La segunda gran enseñanza es que sólo en Jesucristo está la suficiencia que buscamos. La felicidad humana hay que buscarla en la regeneración de los corazones, en la purificación de los sentimientos, en el “arrepentimiento de los pecados” -incluso es ya rara esta expresión- y en el perdón que Cristo logró para todos los que sinceramente lo pidan.

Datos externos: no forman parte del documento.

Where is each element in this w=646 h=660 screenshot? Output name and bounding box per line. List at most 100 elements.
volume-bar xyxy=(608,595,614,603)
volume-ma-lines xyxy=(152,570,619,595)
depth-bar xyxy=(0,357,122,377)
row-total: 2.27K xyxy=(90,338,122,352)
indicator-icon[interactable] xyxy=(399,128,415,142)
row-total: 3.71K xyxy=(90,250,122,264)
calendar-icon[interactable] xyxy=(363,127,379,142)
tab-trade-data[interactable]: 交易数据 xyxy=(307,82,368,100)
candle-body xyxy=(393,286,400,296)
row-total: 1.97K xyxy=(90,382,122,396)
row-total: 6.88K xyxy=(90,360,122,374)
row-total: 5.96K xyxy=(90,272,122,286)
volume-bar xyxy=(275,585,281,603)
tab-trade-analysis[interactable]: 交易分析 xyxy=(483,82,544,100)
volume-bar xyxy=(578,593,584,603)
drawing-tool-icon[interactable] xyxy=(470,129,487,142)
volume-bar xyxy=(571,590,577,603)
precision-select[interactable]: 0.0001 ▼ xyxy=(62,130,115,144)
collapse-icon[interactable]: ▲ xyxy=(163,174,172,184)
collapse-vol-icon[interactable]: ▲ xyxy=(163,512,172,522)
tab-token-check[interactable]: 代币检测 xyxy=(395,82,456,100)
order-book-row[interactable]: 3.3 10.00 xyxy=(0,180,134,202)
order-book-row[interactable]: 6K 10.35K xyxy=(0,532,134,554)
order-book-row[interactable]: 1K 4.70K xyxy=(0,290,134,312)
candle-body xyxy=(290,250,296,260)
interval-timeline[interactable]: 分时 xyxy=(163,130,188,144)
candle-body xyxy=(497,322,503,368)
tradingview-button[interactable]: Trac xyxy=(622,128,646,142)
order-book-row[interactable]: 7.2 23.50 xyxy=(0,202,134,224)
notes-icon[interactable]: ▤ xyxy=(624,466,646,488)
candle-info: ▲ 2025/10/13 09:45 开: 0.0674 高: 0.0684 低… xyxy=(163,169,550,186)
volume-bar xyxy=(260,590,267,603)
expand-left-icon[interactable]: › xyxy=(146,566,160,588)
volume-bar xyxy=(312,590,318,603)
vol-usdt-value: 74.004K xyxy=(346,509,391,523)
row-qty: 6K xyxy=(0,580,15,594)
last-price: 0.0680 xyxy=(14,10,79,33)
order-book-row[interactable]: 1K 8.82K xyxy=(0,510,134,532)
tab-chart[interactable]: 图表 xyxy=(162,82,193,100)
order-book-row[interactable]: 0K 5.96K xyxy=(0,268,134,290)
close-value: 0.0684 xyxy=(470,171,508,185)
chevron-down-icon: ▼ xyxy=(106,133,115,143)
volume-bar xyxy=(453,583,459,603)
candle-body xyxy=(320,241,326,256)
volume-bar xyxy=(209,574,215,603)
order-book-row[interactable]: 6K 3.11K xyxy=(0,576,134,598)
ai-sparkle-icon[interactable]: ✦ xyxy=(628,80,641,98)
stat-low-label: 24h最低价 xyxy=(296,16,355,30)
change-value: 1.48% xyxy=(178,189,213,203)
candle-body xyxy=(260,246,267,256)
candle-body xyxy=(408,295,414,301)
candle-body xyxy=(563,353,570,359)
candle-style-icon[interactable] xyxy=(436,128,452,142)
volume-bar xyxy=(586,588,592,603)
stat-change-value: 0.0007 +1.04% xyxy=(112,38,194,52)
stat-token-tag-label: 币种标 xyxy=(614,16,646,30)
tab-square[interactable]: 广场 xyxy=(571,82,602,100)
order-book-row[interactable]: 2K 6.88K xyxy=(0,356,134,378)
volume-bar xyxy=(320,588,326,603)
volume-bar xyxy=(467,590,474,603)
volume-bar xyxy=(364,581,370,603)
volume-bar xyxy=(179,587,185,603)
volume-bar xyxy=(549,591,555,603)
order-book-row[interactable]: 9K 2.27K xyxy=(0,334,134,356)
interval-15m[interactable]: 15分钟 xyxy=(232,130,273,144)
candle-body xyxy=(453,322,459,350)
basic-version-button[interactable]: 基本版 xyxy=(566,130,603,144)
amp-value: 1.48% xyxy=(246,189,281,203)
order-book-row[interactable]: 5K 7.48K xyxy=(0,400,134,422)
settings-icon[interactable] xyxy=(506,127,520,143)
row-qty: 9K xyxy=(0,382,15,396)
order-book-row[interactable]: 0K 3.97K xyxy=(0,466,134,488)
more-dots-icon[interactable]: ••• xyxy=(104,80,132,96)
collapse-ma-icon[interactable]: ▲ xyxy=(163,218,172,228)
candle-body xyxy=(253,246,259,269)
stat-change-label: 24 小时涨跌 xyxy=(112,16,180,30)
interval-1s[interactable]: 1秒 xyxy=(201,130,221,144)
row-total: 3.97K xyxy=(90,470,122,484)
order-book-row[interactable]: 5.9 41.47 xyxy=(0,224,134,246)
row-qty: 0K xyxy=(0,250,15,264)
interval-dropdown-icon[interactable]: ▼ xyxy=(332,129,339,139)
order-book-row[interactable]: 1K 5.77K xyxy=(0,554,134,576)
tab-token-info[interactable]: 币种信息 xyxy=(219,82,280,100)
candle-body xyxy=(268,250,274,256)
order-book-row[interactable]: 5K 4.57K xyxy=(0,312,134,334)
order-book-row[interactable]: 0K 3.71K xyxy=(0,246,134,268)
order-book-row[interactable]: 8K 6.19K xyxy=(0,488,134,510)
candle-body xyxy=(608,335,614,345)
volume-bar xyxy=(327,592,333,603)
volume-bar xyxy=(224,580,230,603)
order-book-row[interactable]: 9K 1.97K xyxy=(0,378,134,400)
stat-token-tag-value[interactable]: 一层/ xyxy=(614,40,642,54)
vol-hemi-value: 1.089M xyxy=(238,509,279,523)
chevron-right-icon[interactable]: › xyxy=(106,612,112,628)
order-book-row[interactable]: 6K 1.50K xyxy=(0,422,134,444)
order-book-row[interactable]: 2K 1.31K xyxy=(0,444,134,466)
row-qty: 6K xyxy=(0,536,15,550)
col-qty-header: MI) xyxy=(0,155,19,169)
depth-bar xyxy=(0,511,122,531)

Esa felicidad no es de este mundo. Está en el más allá. Y sin embargo, cuando recibimos el sacramento de la penitencia, vislumbramos aquí abajo un atisbo de esa felicidad suprema. Lo mismo que cuando tenemos la suerte de estar rodeados por personas que nos quieren y luchan contra sus pasiones y malas tendencias. La buena nueva del Evangelio es saber que, gracias a la muerte de Jesús en la Cruz, esos
fugaces remansos de felicidad terrena se pueden convertir en la auténtica felicidad eterna, la verdadera meta a la cual aspira el corazón del hombre. Estamos hechos para ser felices con Dios en el cielo. Nada menos que eso. La felicidad de tercera clase, que se despacha bajo el equívoco lema “iglesia de los pobres”, es un timo, un vulgar engaño, un fraude. Recordemos la conocida frase del genuino teólogo de la auténtica liberación: “nos hiciste, Señor, para Ti y nuestro corazón está inquieto hasta que descanse en Ti”.